Daniel Linehan, d’entrée de jeu

Flood

Dès son premier solo, « Not About Everything », en 2007, suivi de pièces comme « Zombie Aporia », « DBDDBB » ou un récent « Sacre du printemps » d’après Stravinsky, Daniel Linehan s’est imposé comme une figure singulière et incontournable de la danse contemporaine. Le jeune danseur et chorégraphe américain a certes quitté son continent natal pour s’installer en Europe, il se fait le digne héritier de la postmoderne danse new-yorkaise. Formé à P.A.R.T.S., l’école bruxelloise que dirige Anne Teresa De Keersmaeker, il est soutenu en France comme artiste associé à l’Opéra de Lille. Il fait cette édition son premier Montpellier Danse, où il présente « Flood ».

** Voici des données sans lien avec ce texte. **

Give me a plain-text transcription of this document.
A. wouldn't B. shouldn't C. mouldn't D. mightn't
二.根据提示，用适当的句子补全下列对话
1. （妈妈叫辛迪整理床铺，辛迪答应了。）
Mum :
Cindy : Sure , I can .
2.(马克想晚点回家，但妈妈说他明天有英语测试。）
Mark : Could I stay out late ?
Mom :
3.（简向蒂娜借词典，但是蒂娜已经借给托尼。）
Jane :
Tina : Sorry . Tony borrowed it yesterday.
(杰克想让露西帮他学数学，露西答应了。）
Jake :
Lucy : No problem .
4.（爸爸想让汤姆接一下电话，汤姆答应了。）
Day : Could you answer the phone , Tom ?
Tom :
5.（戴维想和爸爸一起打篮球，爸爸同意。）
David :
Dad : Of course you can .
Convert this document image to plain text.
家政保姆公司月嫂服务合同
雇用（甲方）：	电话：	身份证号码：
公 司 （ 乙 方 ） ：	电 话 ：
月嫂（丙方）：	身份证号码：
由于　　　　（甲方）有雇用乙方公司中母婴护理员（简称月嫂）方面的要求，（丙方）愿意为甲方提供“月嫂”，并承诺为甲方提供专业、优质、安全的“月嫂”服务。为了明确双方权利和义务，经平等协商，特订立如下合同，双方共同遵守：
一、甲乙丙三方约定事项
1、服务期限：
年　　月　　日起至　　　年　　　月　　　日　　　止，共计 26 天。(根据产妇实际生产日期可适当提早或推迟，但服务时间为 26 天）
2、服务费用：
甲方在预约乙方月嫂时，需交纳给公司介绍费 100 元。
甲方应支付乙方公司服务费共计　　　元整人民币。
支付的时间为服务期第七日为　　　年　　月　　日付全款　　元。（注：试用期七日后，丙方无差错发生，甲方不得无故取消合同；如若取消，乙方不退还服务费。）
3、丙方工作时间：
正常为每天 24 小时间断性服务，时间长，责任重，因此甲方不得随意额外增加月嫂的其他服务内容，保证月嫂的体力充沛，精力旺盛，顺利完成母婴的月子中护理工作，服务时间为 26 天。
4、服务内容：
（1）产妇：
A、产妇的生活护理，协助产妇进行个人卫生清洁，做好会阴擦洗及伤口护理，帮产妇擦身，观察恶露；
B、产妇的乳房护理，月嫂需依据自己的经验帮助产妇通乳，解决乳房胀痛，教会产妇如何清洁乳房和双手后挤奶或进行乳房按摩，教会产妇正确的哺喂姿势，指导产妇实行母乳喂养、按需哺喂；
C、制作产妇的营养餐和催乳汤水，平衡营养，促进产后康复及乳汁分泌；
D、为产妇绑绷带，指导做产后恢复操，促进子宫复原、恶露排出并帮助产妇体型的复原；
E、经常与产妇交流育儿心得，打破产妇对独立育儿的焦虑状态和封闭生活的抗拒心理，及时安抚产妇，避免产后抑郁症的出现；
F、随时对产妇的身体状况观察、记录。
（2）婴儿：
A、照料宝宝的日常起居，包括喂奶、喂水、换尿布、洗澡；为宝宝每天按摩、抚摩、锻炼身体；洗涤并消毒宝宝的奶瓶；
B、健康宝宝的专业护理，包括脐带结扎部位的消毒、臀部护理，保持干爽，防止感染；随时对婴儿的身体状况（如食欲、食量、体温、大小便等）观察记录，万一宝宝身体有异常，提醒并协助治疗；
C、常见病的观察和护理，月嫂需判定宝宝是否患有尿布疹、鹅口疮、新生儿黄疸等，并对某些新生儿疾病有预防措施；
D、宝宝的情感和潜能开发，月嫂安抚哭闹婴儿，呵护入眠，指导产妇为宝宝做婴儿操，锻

Flood, c’est le flot. L’accélération, l’accumulation. Du mouvement, Linehan aime explorer l’élan, la dynamique. Son geste est épris de vitalité et de juvénilité mêlées. L’écriture se veut apparemment simple tant la distribution, comme le format, est relativement resserrée et intimiste. Pour autant la danse se déploie comme un flux continu où un quatuor d’interprètes hyperactifs, jouant aussi bien en groupe, à deux ou en solitaire, s’agitent et gesticulent beaucoup. Sans se soucier des paradoxes, le mouvement se montre aussi bien offensif que récréatif. Non exempt d’une certaine brutalité, le vocabulaire chorégraphique semble aussi bien appartenir au champ de la guerre qu’à celui du jeu, et, s’il paraît parfois agressif, il se montre tout aussi ludique et amusé. Les danseurs rampent, sautent, courent, sollicitant tout leur corps électrisé, mais aussi leur voix, dont l’expression passe du cri au gémissement. Chez Linehan, le corps bouge et il parle, étonnamment, singulièrement. Danse et discours se rencontrent et se complètent. Cela aboutit à un débordement continu à la fois physique et sonore.

Décapante, hybride, la pièce paraît aussi répétitive et très appuyée. C’est l’impression que donne la trop longue première partie du spectacle, structuré en deux temps inégaux, tandis que ce qui suit fait sensation. Alors que les interprètes faisaient montre d’une turbulence démonstrative, ils s’abandonnent enfin à la lenteur. La nervosité dominante qui a rempli le plateau laisse place à une belle accalmie. Plus fluides, plus souples, les gestes sont relâchés, suspendus. Plus les corps disparaissent pour ne devenir qu’ombres amplifiées, déformées, démultipliées par des jeux de lumière, plus ils se font magnétiques.

Linehan met ainsi l’accent sur le passage et l’effacement progressif. L’espace choisi, particulièrement épuré, est constitué de plusieurs voiles qui se superposent les unes sur les autres, rappelant des feuilles de papier blanches et légères marquées par l’usure. Il se caractérise par une certaine immuabilité pure et originelle. À l’intérieur, on assiste à un perpétuel recommencement. Mouvement et pensée sont intimement liés chez Linehan. Sa danse traduit sa relation au monde, au temps qui s’accélère et rend les vies d’aujourd’hui plus affolées, et ce qui les constitue plus périssable. Il interroge nos rapports sociaux et culturels et se montre attentif à la transformation des gens et de leur environnement. À la vitesse généralisée, la chorégraphie impose la fluctuation et la fugacité. Les présences spectrales, empreintes d’irréalité, qui concluent la performance finissent par engendrer une formidable hypnose. D’une poésie crépusculaire, la fin de « Flood » n’est pas ce qu’on pourrait qualifier de « solaire », mais elle est lumineuse dans son opacité.